When I was first invited to contribute to the Balfour Bride series, I was thrilled. As I waited nervously for the brief to arrive, I hoped that my Balfour sister would be someone ‘real’ – someone whose journey would be absorbing and emotional. Right from the first moment I read Bella’s story I was excited, and that excitement stayed with me all the way through the writing of the manuscript. Bella was definitely flawed. She was also complex and sometimes spoiled, but I sensed immediately how vulnerable she was underneath all that attitude and how much of her ‘image’ had been developed as a defence mechanism.

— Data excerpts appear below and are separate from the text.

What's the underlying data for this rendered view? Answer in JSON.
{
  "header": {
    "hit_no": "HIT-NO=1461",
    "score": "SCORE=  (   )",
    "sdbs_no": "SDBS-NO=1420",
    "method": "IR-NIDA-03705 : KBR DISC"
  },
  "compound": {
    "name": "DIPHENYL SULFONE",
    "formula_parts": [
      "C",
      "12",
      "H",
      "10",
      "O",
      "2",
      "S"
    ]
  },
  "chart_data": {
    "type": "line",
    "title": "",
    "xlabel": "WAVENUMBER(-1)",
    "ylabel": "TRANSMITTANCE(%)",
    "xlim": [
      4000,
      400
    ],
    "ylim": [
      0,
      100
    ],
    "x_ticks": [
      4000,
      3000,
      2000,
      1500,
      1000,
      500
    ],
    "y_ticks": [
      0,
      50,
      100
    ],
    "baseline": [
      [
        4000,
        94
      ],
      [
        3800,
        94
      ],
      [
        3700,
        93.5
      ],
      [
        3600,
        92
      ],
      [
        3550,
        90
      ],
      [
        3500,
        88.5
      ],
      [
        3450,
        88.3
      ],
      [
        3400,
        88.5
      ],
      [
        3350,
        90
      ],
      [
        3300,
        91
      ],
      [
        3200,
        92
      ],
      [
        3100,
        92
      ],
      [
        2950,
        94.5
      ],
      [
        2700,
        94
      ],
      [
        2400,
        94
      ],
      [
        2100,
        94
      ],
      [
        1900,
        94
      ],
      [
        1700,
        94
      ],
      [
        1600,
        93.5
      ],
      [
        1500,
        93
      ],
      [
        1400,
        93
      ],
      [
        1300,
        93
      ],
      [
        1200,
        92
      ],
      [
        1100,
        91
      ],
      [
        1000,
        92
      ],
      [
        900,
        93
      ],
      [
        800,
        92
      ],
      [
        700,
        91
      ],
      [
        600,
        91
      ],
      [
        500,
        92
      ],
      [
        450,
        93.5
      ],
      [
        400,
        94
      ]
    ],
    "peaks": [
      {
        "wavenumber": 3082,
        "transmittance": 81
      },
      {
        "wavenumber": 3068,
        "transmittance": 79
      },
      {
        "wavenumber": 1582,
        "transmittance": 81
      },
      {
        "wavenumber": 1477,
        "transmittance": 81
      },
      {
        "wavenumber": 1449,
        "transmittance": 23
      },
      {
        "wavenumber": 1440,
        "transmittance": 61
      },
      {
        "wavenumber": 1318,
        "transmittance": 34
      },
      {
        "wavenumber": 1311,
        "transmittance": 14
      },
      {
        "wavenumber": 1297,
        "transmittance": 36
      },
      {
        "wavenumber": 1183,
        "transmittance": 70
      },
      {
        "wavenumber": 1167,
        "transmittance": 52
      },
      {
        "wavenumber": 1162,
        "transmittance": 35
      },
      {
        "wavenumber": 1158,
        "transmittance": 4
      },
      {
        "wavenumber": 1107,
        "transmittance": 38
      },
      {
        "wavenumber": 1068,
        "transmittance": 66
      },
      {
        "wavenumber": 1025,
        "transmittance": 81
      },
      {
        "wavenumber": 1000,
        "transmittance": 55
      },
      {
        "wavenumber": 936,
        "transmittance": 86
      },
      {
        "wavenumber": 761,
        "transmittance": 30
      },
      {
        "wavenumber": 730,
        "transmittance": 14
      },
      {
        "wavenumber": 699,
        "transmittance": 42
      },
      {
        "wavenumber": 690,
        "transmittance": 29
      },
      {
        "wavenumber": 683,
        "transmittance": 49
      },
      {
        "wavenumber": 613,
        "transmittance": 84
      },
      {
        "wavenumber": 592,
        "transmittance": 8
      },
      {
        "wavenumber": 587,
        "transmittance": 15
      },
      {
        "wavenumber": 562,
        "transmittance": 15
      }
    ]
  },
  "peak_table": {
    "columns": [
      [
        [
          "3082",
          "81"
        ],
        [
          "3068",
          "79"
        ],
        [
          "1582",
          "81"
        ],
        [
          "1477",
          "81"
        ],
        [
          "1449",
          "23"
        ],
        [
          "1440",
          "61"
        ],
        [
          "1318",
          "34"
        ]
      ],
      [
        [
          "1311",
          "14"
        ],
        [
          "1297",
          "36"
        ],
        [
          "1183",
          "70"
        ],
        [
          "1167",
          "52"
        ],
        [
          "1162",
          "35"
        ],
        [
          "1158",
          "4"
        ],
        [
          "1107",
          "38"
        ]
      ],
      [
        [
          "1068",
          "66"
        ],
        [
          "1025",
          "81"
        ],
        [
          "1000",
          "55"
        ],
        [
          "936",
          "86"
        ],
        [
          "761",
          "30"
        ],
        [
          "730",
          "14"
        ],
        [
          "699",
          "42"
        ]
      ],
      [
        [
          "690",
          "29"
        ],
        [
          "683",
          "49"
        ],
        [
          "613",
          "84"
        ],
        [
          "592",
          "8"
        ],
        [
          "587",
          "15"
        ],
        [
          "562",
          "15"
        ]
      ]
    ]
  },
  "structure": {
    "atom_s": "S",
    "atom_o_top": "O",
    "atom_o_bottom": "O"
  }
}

Advice on writing craft is also likely to tell you that a character should change, or at least learn something during the course of the story and that was certainly the case with Bella. Spoiled Bella became humble Bella and then bold, brave Bella. I loved her (Go Bella!), and I hope you love her too. Her story, Bella and the Merciless Sheikh, is out now in the US (It’s called Bella’s Disgrace in the UK and if you’re looking for it on the Mills and Boon website you’ll find it in ‘Special Releases’).
So how do you prefer your heroines? Sweet and good or seriously flawed?